Raab seems full of nervous energy, but when he speaks about his family story he is more considered. He talks matter-of-factly about how his Czech father survived in a refugee camp in Tangiers in 1938 by eating off the floor. He then moved to Britain, worked for Marks & Spencer and built a new life. ‘He became very patriotic,’ he says. ‘Almost more pro-British than a native-born Brit. And I was always instilled with those values.’
Raab says his definition of ‘global Britain’ includes a country that can do more for refugees because borders are once again under national control. ‘When I went through Heathrow with my [Brazilian] wife in the early days before she was naturalised, you see the queue of white Europeans going through one lane and I would look at the other lane,’ he says. ‘You think of all the Commonwealth partners, the Asian partners, Latin American partners.

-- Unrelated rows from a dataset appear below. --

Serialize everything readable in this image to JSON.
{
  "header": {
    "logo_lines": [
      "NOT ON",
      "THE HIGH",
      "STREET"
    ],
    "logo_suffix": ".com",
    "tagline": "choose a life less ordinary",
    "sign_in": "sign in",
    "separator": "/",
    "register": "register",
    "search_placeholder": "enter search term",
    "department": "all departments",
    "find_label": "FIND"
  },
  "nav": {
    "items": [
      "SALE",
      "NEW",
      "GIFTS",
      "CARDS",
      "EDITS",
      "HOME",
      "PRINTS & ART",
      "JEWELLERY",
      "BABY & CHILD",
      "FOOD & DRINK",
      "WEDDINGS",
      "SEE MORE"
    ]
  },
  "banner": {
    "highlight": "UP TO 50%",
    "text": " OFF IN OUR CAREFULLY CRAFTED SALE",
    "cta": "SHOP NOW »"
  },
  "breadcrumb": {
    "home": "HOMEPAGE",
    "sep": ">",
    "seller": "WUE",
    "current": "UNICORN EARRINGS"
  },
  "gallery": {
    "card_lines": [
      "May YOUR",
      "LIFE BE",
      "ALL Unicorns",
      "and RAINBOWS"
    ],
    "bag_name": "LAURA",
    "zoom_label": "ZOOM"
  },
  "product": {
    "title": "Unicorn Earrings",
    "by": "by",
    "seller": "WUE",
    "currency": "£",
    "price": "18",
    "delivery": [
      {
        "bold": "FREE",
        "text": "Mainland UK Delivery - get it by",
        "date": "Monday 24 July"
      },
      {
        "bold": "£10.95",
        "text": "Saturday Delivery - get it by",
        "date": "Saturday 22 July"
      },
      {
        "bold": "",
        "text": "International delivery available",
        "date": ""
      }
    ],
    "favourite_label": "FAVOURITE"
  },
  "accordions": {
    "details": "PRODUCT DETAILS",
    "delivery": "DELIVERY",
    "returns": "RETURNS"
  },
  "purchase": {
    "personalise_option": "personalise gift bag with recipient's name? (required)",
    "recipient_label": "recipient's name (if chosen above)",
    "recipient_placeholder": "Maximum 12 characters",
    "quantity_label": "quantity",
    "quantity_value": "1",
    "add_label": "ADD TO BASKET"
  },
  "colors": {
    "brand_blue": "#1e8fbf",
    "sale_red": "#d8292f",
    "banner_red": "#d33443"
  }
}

There was something I used to find quite jarring about that.’
Last year, when China’s new security law crushed liberty in Hong Kong, Raab — as foreign secretary — offered UK citizenship to the five million holders of ‘British National Overseas’ status and their dependents. ‘It was quite telling when you thought about the decision makers around the cabinet table. You just realised there were quite a lot of the children of immigrants who take a pretty standard conservative approach to immigration in general, but also felt we need to live up to the big-hearted tradition of this country.’